Schalke 04 will need to make a decision soon regarding the future of Alessandro Schop, but as of right now, he still has the thrill of the unknown.
For years now, Schalke 04 has had a bit of a live wire in Alessandro Schopf. Every time he steps out onto the pitch, it’s like rolling the dice. You never know what you’re going to get. But that, in and of itself, is an attractive quality for a club that is often searching for creativity and excitement.
Schopf has both of those things, just not always when you need them or in the quantities that you order.
It’s hard to get a beat on the Austrian. He plays the game exactly the way Schalke needs it played. He’s creative, quick-footed, dribbles well, and always has an eye for goal. That is exactly what Die Knappen need most right now, and it’s what they’ve been turning to youth to try to find while Schopf has been left plugging holes in an injury-battered midfield.
Schalke can do better than Alessandro Schopf, but they can also do a lot worse
Ever since the 2016/17 season when Schopf truly tantalized, it’s been a task of getting him back there. Seven goals, two assists, a career-defying over five defensive actions per match, and over 2000 consistent minutes played.
That was what Schopf was brought in to do and he was doing it.

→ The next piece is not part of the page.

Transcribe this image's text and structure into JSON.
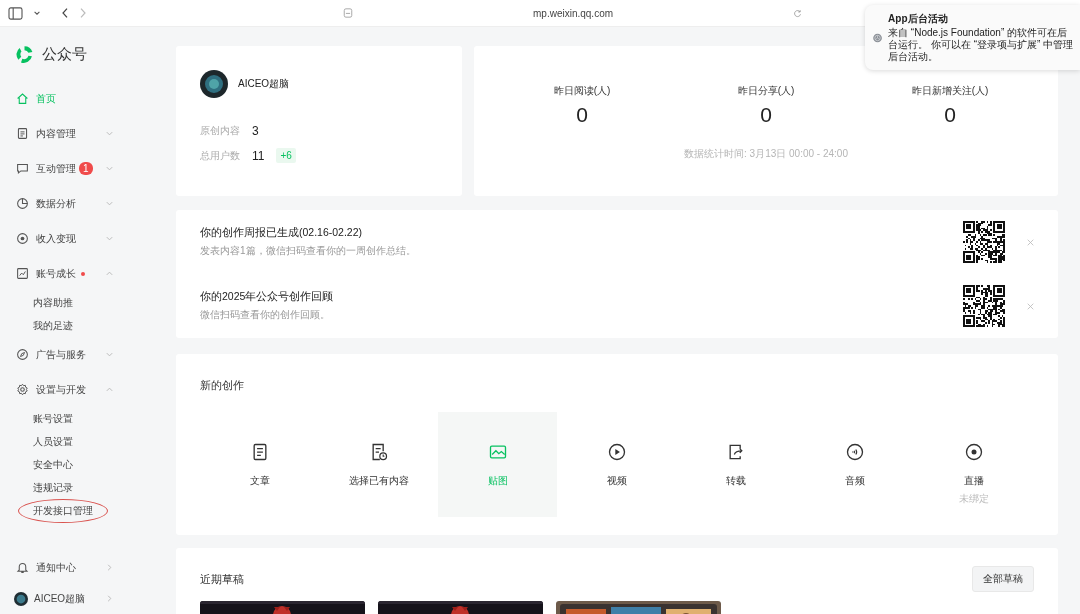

We’re now several years down the road, not to mention a couple of managers down the road too, and Schopf is now 26. He’s past the point in his career where inconsistency was cute, and could be forgotten for a few flashes of razzle-dazzle. And with just a year left on his current contract, this is the moment when Schalke needs to decide what comes next.
As for me, I will never be opposed to see Schopf take the pitch, either starting or subbing and in whatever position. I like him at wingback, I like him at central midfield. But that’s mostly because of two things.
- He is all effort.
- You just never know.
I mean really, it’s so exciting to have a player capable of anything when not a whole lot is riding on him. The fact that Schopf is so peripheral means that he has the liberty to play this open, free style that he’s come to typify. It’s not as nice when Amine Harit does it, but for Schopf? Sure, why not.
He wouldn’t be expensive to keep around and unless one of these younger options can step up—which maybe they can—why not keep him around, for curiosity’s sake?